SCHWAJDA, GYÖRGY - HIMNUSZ
SCHWAJDA, GYÖRGY - HIMNUSZ
Anthem
(1980. Comedy in one act. Characters: 6 men, 2 women)
Józsi drinks himself into oblivion every day after work, goes home around midnight, wakes the kids and wife up and makes them sing the Anthem together. The next day he never remembers a thing. Aranka, his wife, is sympathetic. But one day the inhabitants of the house file a complaint against them. Józsi is happy for the intervention of his neighbours. He truly hopes to be able to change one day. The next day he finds out the during the preceding night he was shouting the Anthem in the middle of the courtyard, wishing ‘happy killing’ to everybody. He was angry because the comrade from the Red Cross teetotal programme fined him. The next morning he wakes up with a sore leg due to the kicking of his wife. Even Józsi’s workpace shows some support: they have lowered his salary. Members of the work brigade arrive to their place to help with the cleanup, as a social service, but they get real drunk instead. Józsi gets arrested by police. Aranka was beaten unconscious by the members of the brigade. The other day the kitchen was in ruins. Józsi threw a fit the other night, breaking stuff, because the TV reported their misery. A social worker arrives and takes the three kids in state custody. The next evening Józsi pays all the people a visit who had helped him and strangles them out of pure gratitude. He gets home early in the morning but it is still too early to go to the police station. Aranka’s suggestion is for them to sing the Anthem a final time.

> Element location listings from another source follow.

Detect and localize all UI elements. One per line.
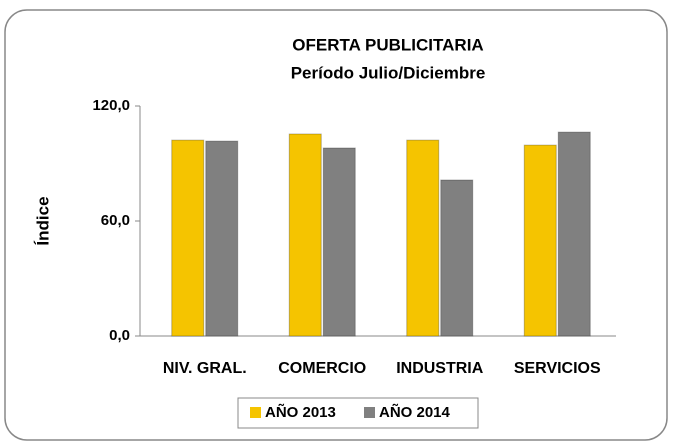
legend-swatch	[364, 407, 375, 418]
x-tick-label: COMERCIO	[278, 360, 366, 377]
y-tick-label: 0,0	[109, 327, 130, 344]
y-tick-label: 120,0	[92, 97, 130, 114]
bar	[406, 139, 440, 337]
chart-subtitle: Período Julio/Diciembre	[291, 63, 486, 82]
x-tick-label: SERVICIOS	[514, 360, 601, 377]
y-tick-label: 60,0	[101, 212, 130, 229]
bar	[205, 140, 239, 337]
bar	[557, 131, 591, 337]
bar	[440, 179, 474, 337]
bar	[171, 139, 205, 337]
bar	[288, 133, 322, 337]
legend-box	[237, 397, 479, 429]
legend-swatch	[250, 407, 261, 418]
legend-label: AÑO 2014	[379, 403, 451, 421]
chart-title: OFERTA PUBLICITARIA	[292, 35, 483, 54]
y-axis-label: Índice	[33, 196, 52, 245]
bar	[322, 147, 356, 337]
bar	[523, 144, 557, 337]
x-tick-label: INDUSTRIA	[396, 360, 484, 377]
legend-label: AÑO 2013	[265, 403, 336, 421]
x-tick-label: NIV. GRAL.	[163, 360, 247, 377]
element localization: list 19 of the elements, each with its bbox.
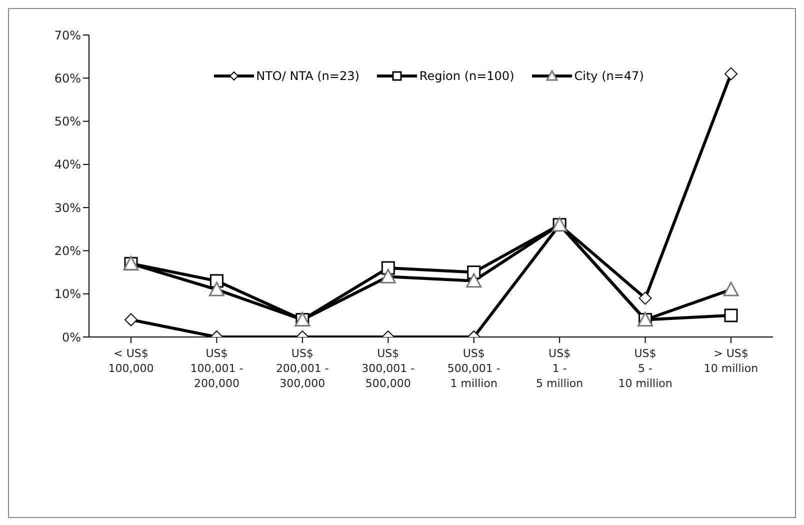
x-tick-label: US$ 100,001 - 200,000: [190, 347, 244, 390]
y-tick-label: 50%: [54, 114, 81, 129]
x-tick-label: US$ 5 - 10 million: [618, 347, 672, 390]
y-tick-label: 0%: [62, 330, 81, 344]
y-tick-label: 30%: [54, 200, 81, 215]
x-tick-label: US$ 500,001 - 1 million: [447, 347, 500, 390]
y-tick-label: 70%: [54, 28, 81, 42]
legend-label: City (n=47): [573, 69, 644, 83]
x-tick-label: US$ 1 - 5 million: [536, 347, 584, 390]
x-tick-label: US$ 300,001 - 500,000: [362, 347, 415, 390]
y-tick-label: 10%: [54, 287, 81, 302]
legend-label: Region (n=100): [418, 69, 514, 83]
legend-label: NTO/ NTA (n=23): [255, 69, 360, 83]
y-tick-label: 40%: [54, 158, 81, 172]
x-tick-label: > US$ 10 million: [704, 347, 758, 375]
y-tick-label: 20%: [54, 244, 81, 258]
x-tick-label: < US$ 100,000: [108, 347, 154, 375]
x-tick-label: US$ 200,001 - 300,000: [276, 347, 329, 390]
y-tick-label: 60%: [54, 71, 81, 86]
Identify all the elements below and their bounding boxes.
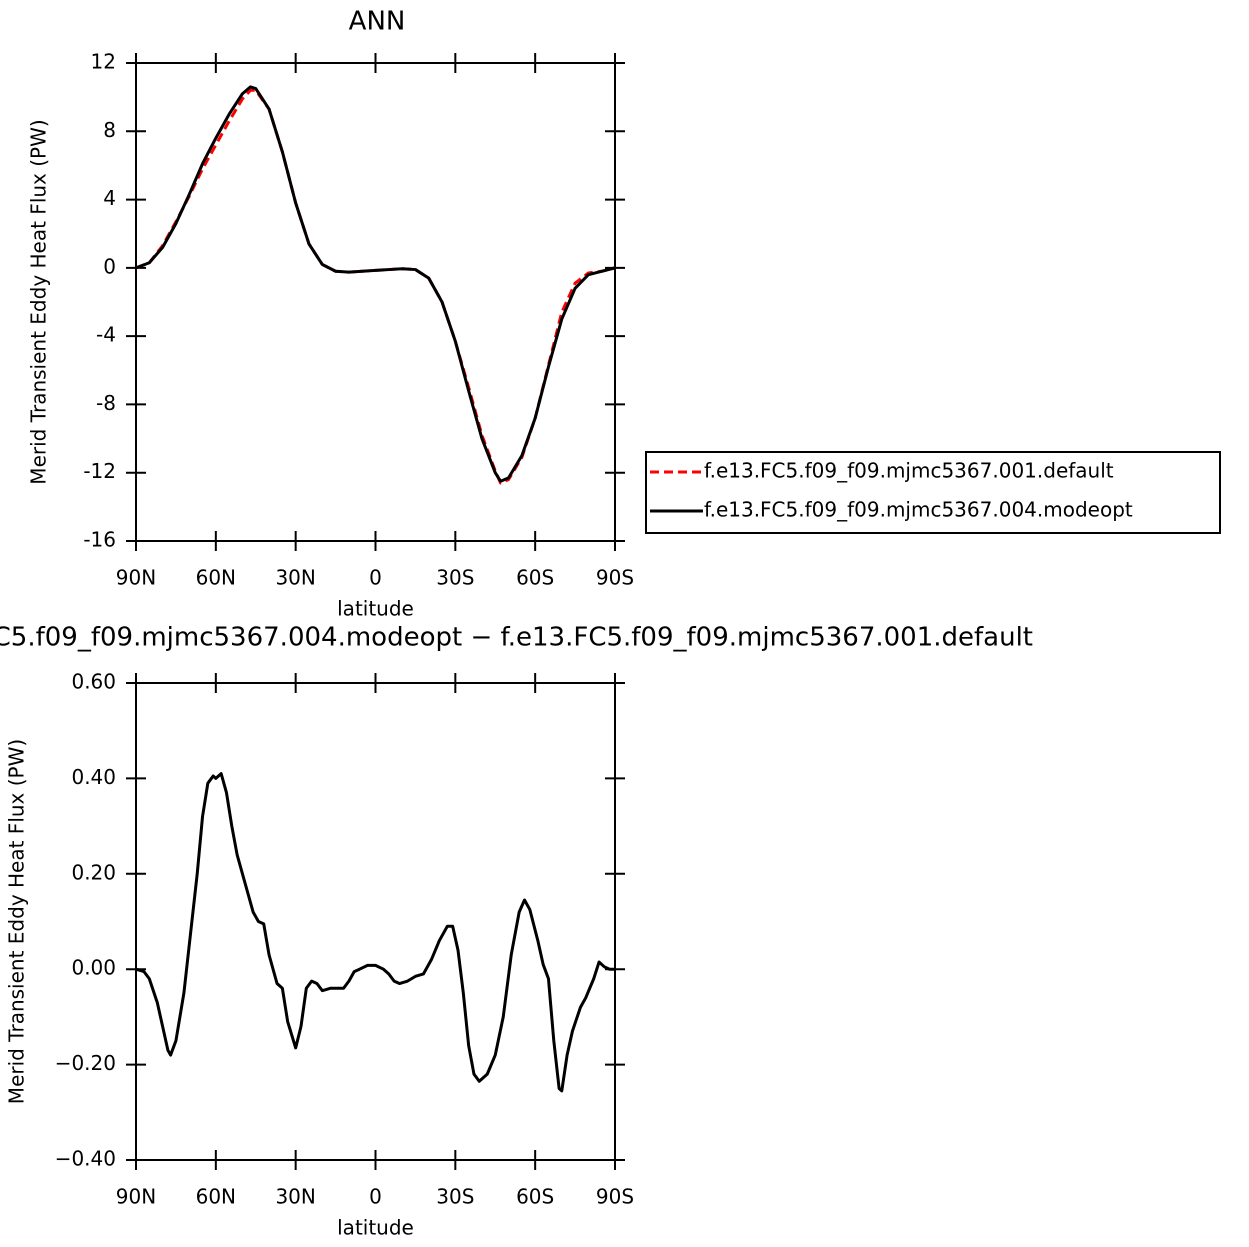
y-tick-label: 12 [91, 50, 116, 74]
x-tick-label: 30N [275, 566, 315, 590]
plot-frame [135, 682, 616, 1161]
y-tick-label: -8 [96, 391, 116, 415]
data-line [135, 85, 616, 483]
legend-label: f.e13.FC5.f09_f09.mjmc5367.001.default [704, 459, 1114, 483]
x-axis-label: latitude [337, 1216, 414, 1240]
x-tick-label: 60S [516, 566, 554, 590]
y-tick-label: 8 [103, 118, 116, 142]
y-tick-label: −0.40 [55, 1147, 116, 1171]
plot-frame [135, 62, 616, 542]
x-tick-label: 60S [516, 1185, 554, 1209]
y-tick-label: −0.20 [55, 1051, 116, 1075]
y-tick-label: 0.60 [71, 670, 116, 694]
y-tick-label: 0.20 [71, 860, 116, 884]
legend-box [645, 451, 1221, 534]
x-tick-label: 0 [369, 566, 382, 590]
x-tick-label: 60N [196, 566, 236, 590]
x-tick-label: 30N [275, 1185, 315, 1209]
x-tick-label: 90S [596, 566, 634, 590]
y-tick-label: -4 [96, 323, 116, 347]
x-tick-label: 30S [436, 566, 474, 590]
x-axis-label: latitude [337, 597, 414, 621]
x-tick-label: 0 [369, 1185, 382, 1209]
y-axis-label: Merid Transient Eddy Heat Flux (PW) [5, 739, 29, 1104]
legend-label: f.e13.FC5.f09_f09.mjmc5367.004.modeopt [704, 498, 1133, 522]
x-tick-label: 30S [436, 1185, 474, 1209]
data-line [135, 772, 615, 1093]
y-axis-label: Merid Transient Eddy Heat Flux (PW) [27, 119, 51, 484]
y-tick-label: -12 [83, 459, 116, 483]
y-tick-label: 0.40 [71, 765, 116, 789]
data-line [135, 88, 616, 485]
x-tick-label: 90N [116, 1185, 156, 1209]
y-tick-label: -16 [83, 528, 116, 552]
y-tick-label: 0.00 [71, 956, 116, 980]
x-tick-label: 90N [116, 566, 156, 590]
y-tick-label: 4 [103, 186, 116, 210]
y-tick-label: 0 [103, 254, 116, 278]
x-tick-label: 90S [596, 1185, 634, 1209]
chart-title: f.e13.FC5.f09_f09.mjmc5367.004.modeopt −… [0, 623, 1033, 653]
chart-title: ANN [349, 7, 406, 37]
x-tick-label: 60N [196, 1185, 236, 1209]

György SCHWAJDA (1943-2010)
He is a very colourful theatre personality. As a young man was employed as a physical worker and later studied playwriting from Miklós Gyárfás at the academy. He worked as a dramaturge in different theatres in the provinces, was the manager of the Szigligeti Színház in Szolnok (two times) and artistic director of the Művész Színház. Next to his original plays his adaptations are also notable: he wrote the stage version of Hundred Years of Loneliness by Marquez, Wuthering Heights by Brontë and numerous tales. He also worked as a director several times – not only his own plays. In his works he analyzes social injustice, exposing many real-life problems. Mostly workers populate his naturalist environment, fallen people who would otherwise definitely deserve more, but fall prey to grotesque and absurd events. He shows the helplessness and hopelessness of the working class, the insolvable nature of their problems, with both sympathy and critical edge. His major works include Mesebeli János (1972), Mari (1974), The Miracle (1975), Anthem (1980), The Holy Family (1981), Our Father (1995).